La réédition chez « Folio SF » inclut une préface par l’écrivaine Jeanne-A Debats qui passe beaucoup de temps à répondre à des critiques de presse machistes vieilles de vingt ans. C’est peut-être leur faire trop d’honneur que de reconduire la polémique avec les propos conservatistes qui, de nos jours, sentent tout de même sacrément le formol (et ce n’est pas peu dire en ces temps où on en manque ni de conservatisme et de pensées réactionnaires en politique ou chez les éditorialistes). En plus, l’intitulé est assez brutal : quoi qu’en dise Jeanne-A Debats, il y a bien du féminisme dans ce livre, mais certes pas au sens caricatural que les détracteurs du roman donnaient à ce mot en 1992. Au moins l’écrivaine en profite-t-elle pour dresser un petit nanard club des mauvais romans de SF sur des thèmes proches, qui font d’autant mieux ressortir la réussite de Vonarburg. Et puis, si cela peut faire rougir André-François Ruaud en faisant en sorte que les gens le chambrent sur les préjugés qu’il avouait dans sa critique du roman pour Yellow Submarine en 1993, ce sera amusant… (Attention, la critique en question contient des révélations sur Le Silence de la Cité.) Mais, hors du microcosme de la SF française, tout ça est assez anecdotique, et je rêve d’une future édition commentée et annotée, avec des annexes et tout, qui saura replacer le roman dans le contexte plus large de l’histoire littéraire.

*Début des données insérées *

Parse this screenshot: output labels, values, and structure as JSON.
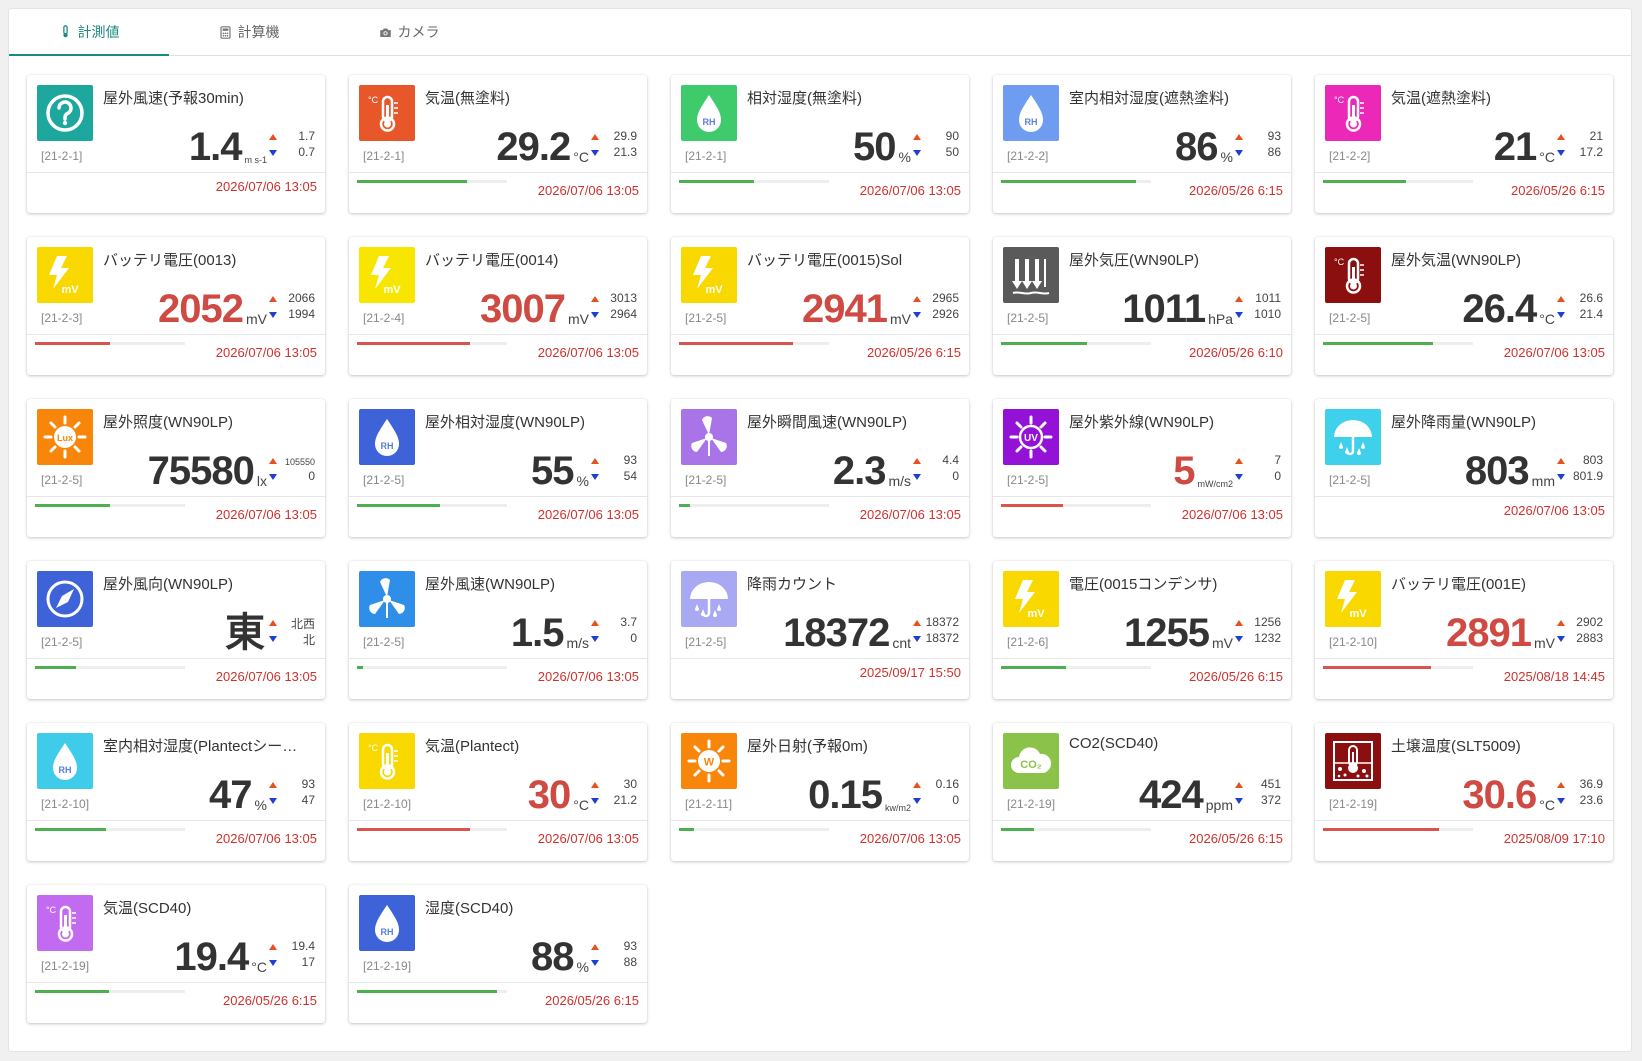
{
  "tabs": [
    {
      "label": "計測値",
      "icon": "thermometer-icon",
      "active": true
    },
    {
      "label": "計算機",
      "icon": "calculator-icon",
      "active": false
    },
    {
      "label": "カメラ",
      "icon": "camera-icon",
      "active": false
    }
  ],
  "colors": {
    "accent": "#1a8a83",
    "alert": "#d0312d",
    "bar_green": "#4caf50",
    "bar_red": "#d9534f",
    "up_arrow": "#e8501f",
    "down_arrow": "#1e3fd6"
  },
  "cards": [
    {
      "title": "屋外風速(予報30min)",
      "loc": "[21-2-1]",
      "value": "1.4",
      "unit": "m s-1",
      "max": "1.7",
      "min": "0.7",
      "time": "2026/07/06 13:05",
      "icon": "question-icon",
      "icon_color": "#1ea79d",
      "value_color": "#333",
      "bar": null
    },
    {
      "title": "気温(無塗料)",
      "loc": "[21-2-1]",
      "value": "29.2",
      "unit": "°C",
      "max": "29.9",
      "min": "21.3",
      "time": "2026/07/06 13:05",
      "icon": "thermometer-icon",
      "icon_color": "#e8572a",
      "value_color": "#333",
      "bar": {
        "level": 0.73,
        "color": "green"
      }
    },
    {
      "title": "相対湿度(無塗料)",
      "loc": "[21-2-1]",
      "value": "50",
      "unit": "%",
      "max": "90",
      "min": "50",
      "time": "2026/07/06 13:05",
      "icon": "humidity-drop-icon",
      "icon_color": "#3fca6b",
      "value_color": "#333",
      "bar": {
        "level": 0.5,
        "color": "green"
      }
    },
    {
      "title": "室内相対湿度(遮熱塗料)",
      "loc": "[21-2-2]",
      "value": "86",
      "unit": "%",
      "max": "93",
      "min": "86",
      "time": "2026/05/26 6:15",
      "icon": "humidity-drop-icon",
      "icon_color": "#6e9cf0",
      "value_color": "#333",
      "bar": {
        "level": 0.9,
        "color": "green"
      }
    },
    {
      "title": "気温(遮熱塗料)",
      "loc": "[21-2-2]",
      "value": "21",
      "unit": "°C",
      "max": "21",
      "min": "17.2",
      "time": "2026/05/26 6:15",
      "icon": "thermometer-icon",
      "icon_color": "#ec28b8",
      "value_color": "#333",
      "bar": {
        "level": 0.55,
        "color": "green"
      }
    },
    {
      "title": "バッテリ電圧(0013)",
      "loc": "[21-2-3]",
      "value": "2052",
      "unit": "mV",
      "max": "2066",
      "min": "1994",
      "time": "2026/07/06 13:05",
      "icon": "battery-voltage-icon",
      "icon_color": "#f9d800",
      "value_color": "#cf4a42",
      "bar": {
        "level": 0.5,
        "color": "red"
      }
    },
    {
      "title": "バッテリ電圧(0014)",
      "loc": "[21-2-4]",
      "value": "3007",
      "unit": "mV",
      "max": "3013",
      "min": "2964",
      "time": "2026/07/06 13:05",
      "icon": "battery-voltage-icon",
      "icon_color": "#f9e600",
      "value_color": "#cf4a42",
      "bar": {
        "level": 0.75,
        "color": "red"
      }
    },
    {
      "title": "バッテリ電圧(0015)Sol",
      "loc": "[21-2-5]",
      "value": "2941",
      "unit": "mV",
      "max": "2965",
      "min": "2926",
      "time": "2026/05/26 6:15",
      "icon": "battery-voltage-icon",
      "icon_color": "#f9d800",
      "value_color": "#cf4a42",
      "bar": {
        "level": 0.76,
        "color": "red"
      }
    },
    {
      "title": "屋外気圧(WN90LP)",
      "loc": "[21-2-5]",
      "value": "1011",
      "unit": "hPa",
      "max": "1011",
      "min": "1010",
      "time": "2026/05/26 6:10",
      "icon": "pressure-icon",
      "icon_color": "#5a5a5a",
      "value_color": "#333",
      "bar": {
        "level": 0.57,
        "color": "green"
      }
    },
    {
      "title": "屋外気温(WN90LP)",
      "loc": "[21-2-5]",
      "value": "26.4",
      "unit": "°C",
      "max": "26.6",
      "min": "21.4",
      "time": "2026/07/06 13:05",
      "icon": "thermometer-icon",
      "icon_color": "#8b0f0f",
      "value_color": "#333",
      "bar": {
        "level": 0.73,
        "color": "green"
      }
    },
    {
      "title": "屋外照度(WN90LP)",
      "loc": "[21-2-5]",
      "value": "75580",
      "unit": "lx",
      "max": "105550",
      "min": "0",
      "time": "2026/07/06 13:05",
      "icon": "lux-sun-icon",
      "icon_color": "#f7860b",
      "value_color": "#333",
      "bar": {
        "level": 0.5,
        "color": "green"
      }
    },
    {
      "title": "屋外相対湿度(WN90LP)",
      "loc": "[21-2-5]",
      "value": "55",
      "unit": "%",
      "max": "93",
      "min": "54",
      "time": "2026/07/06 13:05",
      "icon": "humidity-drop-icon",
      "icon_color": "#3e63d9",
      "value_color": "#333",
      "bar": {
        "level": 0.55,
        "color": "green"
      }
    },
    {
      "title": "屋外瞬間風速(WN90LP)",
      "loc": "[21-2-5]",
      "value": "2.3",
      "unit": "m/s",
      "max": "4.4",
      "min": "0",
      "time": "2026/07/06 13:05",
      "icon": "windmill-icon",
      "icon_color": "#a974e8",
      "value_color": "#333",
      "bar": {
        "level": 0.07,
        "color": "green"
      }
    },
    {
      "title": "屋外紫外線(WN90LP)",
      "loc": "[21-2-5]",
      "value": "5",
      "unit": "mW/cm2",
      "max": "7",
      "min": "0",
      "time": "2026/07/06 13:05",
      "icon": "uv-sun-icon",
      "icon_color": "#9411d6",
      "value_color": "#cf4a42",
      "bar": {
        "level": 0.41,
        "color": "red"
      }
    },
    {
      "title": "屋外降雨量(WN90LP)",
      "loc": "[21-2-5]",
      "value": "803",
      "unit": "mm",
      "max": "803",
      "min": "801.9",
      "time": "2026/07/06 13:05",
      "icon": "umbrella-rain-icon",
      "icon_color": "#3fd0ec",
      "value_color": "#333",
      "bar": null
    },
    {
      "title": "屋外風向(WN90LP)",
      "loc": "[21-2-5]",
      "value": "東",
      "unit": "",
      "max": "北西",
      "min": "北",
      "time": "2026/07/06 13:05",
      "icon": "compass-icon",
      "icon_color": "#3e63d9",
      "value_color": "#333",
      "bar": {
        "level": 0.27,
        "color": "green"
      }
    },
    {
      "title": "屋外風速(WN90LP)",
      "loc": "[21-2-5]",
      "value": "1.5",
      "unit": "m/s",
      "max": "3.7",
      "min": "0",
      "time": "2026/07/06 13:05",
      "icon": "windmill-icon",
      "icon_color": "#2f8fe8",
      "value_color": "#333",
      "bar": {
        "level": 0.04,
        "color": "green"
      }
    },
    {
      "title": "降雨カウント",
      "loc": "[21-2-5]",
      "value": "18372",
      "unit": "cnt",
      "max": "18372",
      "min": "18372",
      "time": "2025/09/17 15:50",
      "icon": "umbrella-rain-icon",
      "icon_color": "#a8a8f3",
      "value_color": "#333",
      "bar": null
    },
    {
      "title": "電圧(0015コンデンサ)",
      "loc": "[21-2-6]",
      "value": "1255",
      "unit": "mV",
      "max": "1256",
      "min": "1232",
      "time": "2026/05/26 6:15",
      "icon": "battery-voltage-icon",
      "icon_color": "#f9d800",
      "value_color": "#333",
      "bar": {
        "level": 0.43,
        "color": "green"
      }
    },
    {
      "title": "バッテリ電圧(001E)",
      "loc": "[21-2-10]",
      "value": "2891",
      "unit": "mV",
      "max": "2902",
      "min": "2883",
      "time": "2025/08/18 14:45",
      "icon": "battery-voltage-icon",
      "icon_color": "#f9d800",
      "value_color": "#cf4a42",
      "bar": {
        "level": 0.72,
        "color": "red"
      }
    },
    {
      "title": "室内相対湿度(Plantectシー…",
      "loc": "[21-2-10]",
      "value": "47",
      "unit": "%",
      "max": "93",
      "min": "47",
      "time": "2026/07/06 13:05",
      "icon": "humidity-drop-icon",
      "icon_color": "#3fcbea",
      "value_color": "#333",
      "bar": {
        "level": 0.47,
        "color": "green"
      }
    },
    {
      "title": "気温(Plantect)",
      "loc": "[21-2-10]",
      "value": "30",
      "unit": "°C",
      "max": "30",
      "min": "21.2",
      "time": "2026/07/06 13:05",
      "icon": "thermometer-icon",
      "icon_color": "#f9d800",
      "value_color": "#cf4a42",
      "bar": {
        "level": 0.75,
        "color": "red"
      }
    },
    {
      "title": "屋外日射(予報0m)",
      "loc": "[21-2-11]",
      "value": "0.15",
      "unit": "kw/m2",
      "max": "0.16",
      "min": "0",
      "time": "2026/07/06 13:05",
      "icon": "solar-w-icon",
      "icon_color": "#f7860b",
      "value_color": "#333",
      "bar": {
        "level": 0.1,
        "color": "green"
      }
    },
    {
      "title": "CO2(SCD40)",
      "loc": "[21-2-19]",
      "value": "424",
      "unit": "ppm",
      "max": "451",
      "min": "372",
      "time": "2026/05/26 6:15",
      "icon": "co2-cloud-icon",
      "icon_color": "#8bc34a",
      "value_color": "#333",
      "bar": {
        "level": 0.22,
        "color": "green"
      }
    },
    {
      "title": "土壌温度(SLT5009)",
      "loc": "[21-2-19]",
      "value": "30.6",
      "unit": "°C",
      "max": "36.9",
      "min": "23.6",
      "time": "2025/08/09 17:10",
      "icon": "soil-thermometer-icon",
      "icon_color": "#8b0f0f",
      "value_color": "#cf4a42",
      "bar": {
        "level": 0.77,
        "color": "red"
      }
    },
    {
      "title": "気温(SCD40)",
      "loc": "[21-2-19]",
      "value": "19.4",
      "unit": "°C",
      "max": "19.4",
      "min": "17",
      "time": "2026/05/26 6:15",
      "icon": "thermometer-icon",
      "icon_color": "#c26bf0",
      "value_color": "#333",
      "bar": {
        "level": 0.49,
        "color": "green"
      }
    },
    {
      "title": "湿度(SCD40)",
      "loc": "[21-2-19]",
      "value": "88",
      "unit": "%",
      "max": "93",
      "min": "88",
      "time": "2026/05/26 6:15",
      "icon": "humidity-drop-icon",
      "icon_color": "#3e63d9",
      "value_color": "#333",
      "bar": {
        "level": 0.93,
        "color": "green"
      }
    }
  ]
}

En somme, Chroniques du Pays des Mères m’a fait l’effet d’un monument de la science-fiction, que je place au même rang que d’autres tentatives d’anticipation à fort propos social comme Les Dépossédés d’Ursula Le Guin, dont on pourrait le rapprocher par bien des aspects (… et auquel on pourrait l’opposer par bien d’autres !). Je ne peux donc que le recommander très chaleureusement, et j’attends avec impatience la réédition par Mnémos, prévue pour septembre 2021, d’un autre roman de Vonarburg situé dans le même univers à une période antérieure : Le Silence de la Cité. Sans avoir voulu me divulgâcher une partie de l’histoire, il semble que plusieurs personnages mentionnés dans ce dernier apparaissent aussi dans les Chroniques, au moins de manière indirecte. Il semble aussi que certains détails du dernier chapitre des Chroniques, que j’ai cru ne pas comprendre parce que ma lecture du roman s’est étalée sur plus d’un mois et demi, ne sont en réalité bien compréhensibles que si l’on a lu aussi Le Silence… Ce n’est heureusement pas gênant à l’échelle du livre, mais cela me rend d’autant plus curieux de lire cet autre volet du futur dépeint dans les deux livres.